~ BIOS ~
The four poets of CAHUENGA
PRESS have distinguished histories of publication, performance and teaching.
JAMES CUSHING, born 1953 in Palo Alto CA, holds a doctorate in English from UC Irvine. In the early 1980s, he hosted a live poetry radio program on KPFK-FM in Los Angeles which gave early exposure to Dennis Cooper, David Trinidad, Amy Gerstler, Wanda Coleman, Leland Hickman, and many others. Since 1989, he has taught literature and creative writing at Cal Poly, San Luis Obispo, and served as the communitys Poet Laureate for 2008 2010. Cushings poems have appeared in many journals, and he currently hosts weekly a jazz program on KEBF-FM, 97.3 The Rock in Morro Bay (www.esterobayradio.org). His daughter is the New York-based poet Iris Cushing.
PHOEBE MACADAMS is the author of The Large Economy of the Beautiful (Cahuenga Press, 2016), Touching Stone (Cahuenga Press, 2012), Strange Grace (Cahuenga Press, 2007), Livelihood (Cahuenga Press, 2003), Ordinary Snake Dance (Cahuenga Press, 1994), Sunday (Tombouctou Press, 1983), and Ever (Rose Valley Press, 1985). She was a founding member of the Los Angeles Poetry Festival. For two years, she ran the Gasoline Alley reading series on Melrose Avenue with the poet, Bill Mohr. She has lived in the poetry communities of Bolinas, California and Boulder, Colorado. She currently lives in Pasadena with her husband, Ron Ozuna. She taught English at Roosevelt High School in Boyle Heights for twenty-six years until her retirement in 2011. She has published in The World, Peninsula, Sheila-Na-Gig, Pearl, Attaboy Magazine, The Ojai Review and other journals. According to poet Joanne Kyger, she is sorrowful, careful, graceful, and romantic. She sees the angels in the homeless around her... finds her family in breathing... and a home in the poem.
HARRY E. NORTHUP has had eleven books of poetry published: Amarillo Born, the jon voight poems, Eros Ash, Enough the Great Running Chapel, the images we possess kill the capturing, The Ragged Vertical, Reunions, Greatest Hits, 1996-2001, Red Snow Fence, Where Bodies Again Recline and East Hollywood: Memorial to Reason. He received his B.A. in English from C.S.U.N. where he studied verse with Ann Stanford. New Alliance Records has released his Personal Crime, new and selected poems from 1966-1991, on CD and cassette audio recording, and Homes on CD. Northup has made a living as an actor for thirty years, acting in thirty-seven films, including Taxi Driver (1976 Palme dOr winner at Cannes), and The Silence of the Lambs (1991 Oscar winner for Best Picture). Harry is a member of the Academy of Motion Picture Arts and Sciences. Lewis MacAdams, in the L.A. Weekly, wrote, Northup is the poet laureate of East Hollywood.

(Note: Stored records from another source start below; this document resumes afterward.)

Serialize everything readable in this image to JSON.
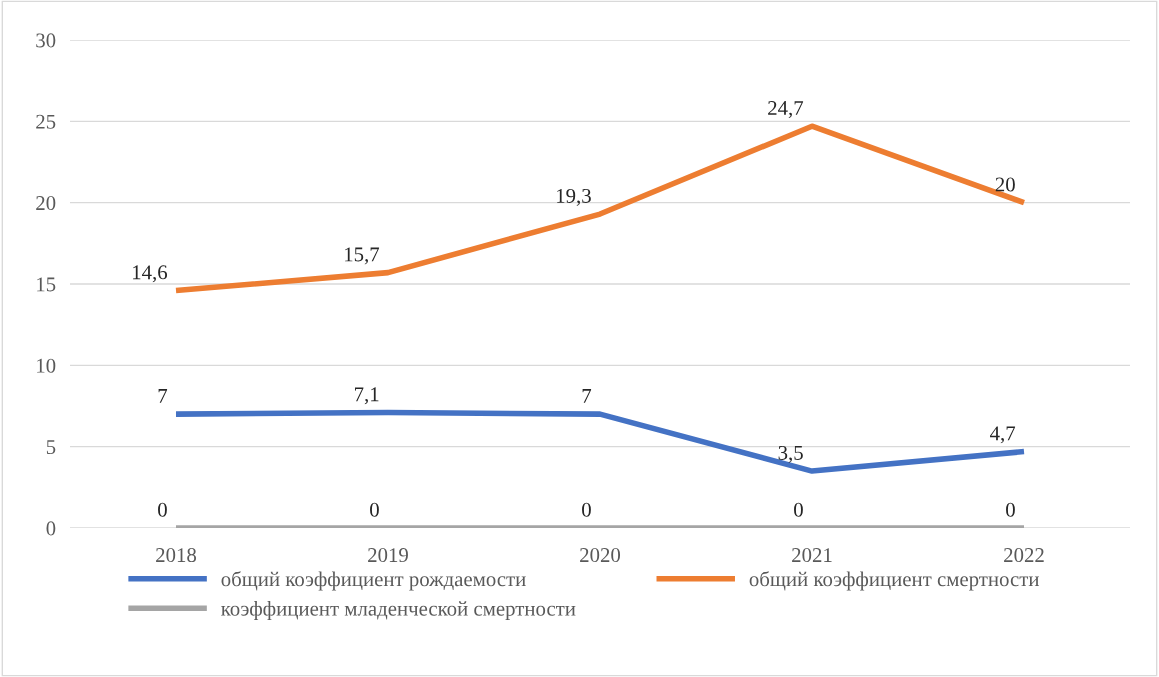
{
  "chart_data": {
    "type": "line",
    "categories": [
      "2018",
      "2019",
      "2020",
      "2021",
      "2022"
    ],
    "series": [
      {
        "name": "общий коэффициент рождаемости",
        "color": "#4472c4",
        "values": [
          7,
          7.1,
          7,
          3.5,
          4.7
        ],
        "value_labels": [
          "7",
          "7,1",
          "7",
          "3,5",
          "4,7"
        ]
      },
      {
        "name": "общий коэффициент смертности",
        "color": "#ed7d31",
        "values": [
          14.6,
          15.7,
          19.3,
          24.7,
          20
        ],
        "value_labels": [
          "14,6",
          "15,7",
          "19,3",
          "24,7",
          "20"
        ]
      },
      {
        "name": "коэффициент младенческой смертности",
        "color": "#a5a5a5",
        "values": [
          0,
          0,
          0,
          0,
          0
        ],
        "value_labels": [
          "0",
          "0",
          "0",
          "0",
          "0"
        ]
      }
    ],
    "ylim": [
      0,
      30
    ],
    "yticks": [
      0,
      5,
      10,
      15,
      20,
      25,
      30
    ],
    "grid": "y",
    "legend": "bottom",
    "marker": "none",
    "line_style": "solid"
  }
}
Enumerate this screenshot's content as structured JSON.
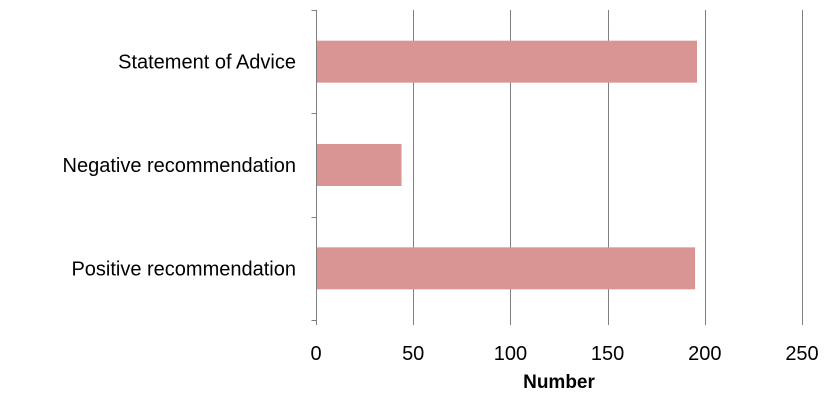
{
  "chart_data": {
    "type": "bar",
    "orientation": "horizontal",
    "categories": [
      "Statement of Advice",
      "Negative recommendation",
      "Positive recommendation"
    ],
    "values": [
      196,
      44,
      195
    ],
    "xlabel": "Number",
    "ylabel": "",
    "xlim": [
      0,
      250
    ],
    "xticks": [
      0,
      50,
      100,
      150,
      200,
      250
    ],
    "grid": "vertical",
    "legend": "none",
    "bar_color": "#d99594",
    "grid_color": "#808080"
  }
}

HOLLY PRADO'S work, which combines the personal and the mythic with evocative intensity, has appeared in more than a hundred publications and a dozen anthologies, both nationally and internationally. Her book, Esperanza: Poems for Orpheus (Cahuenga Press, 1998), has been highly praised, particularly in The Women's Review of Books (Wellesley College) and The Chicago Review. In 1999, she received First Prize in the Los Angeles Poetry Festival's Fin de Millennium Awards. She taught for twenty years at USC; she also taught privately for 42 years. She was awarded a Certificate of Recognition from the City of Los Angeles in 2006. Her latest Cahuenga Press book is Oh, Salt/ Oh, Desiring Hand (2013). In 2015, Holly Prado's poetry was included in Wide Awake: Poets Of Los Angeles and Beyond (ed. Suzanne Lummis; Pacific Coast Poetry Series; Founding Editor, Henry J. Morro; Beyond Baroque Books), as well as Edgar Allan Poet #3. Los Angeles Edition -- 2015 (ed. Apryl Skies and Danny Baker, Edgar & Lenore's Publishing House). She was the recipient of the 2016 George Drury Smith Award for Outstanding Achievement in Poetry, given annually by Beyond Baroque Foundation in honor of its founder.
CAHUENGA PRESS is owned, financed and operated by its poet-members. A beacon for imaginative literature, CAHUENGA PRESS represents all that is best in the American small-press tradition.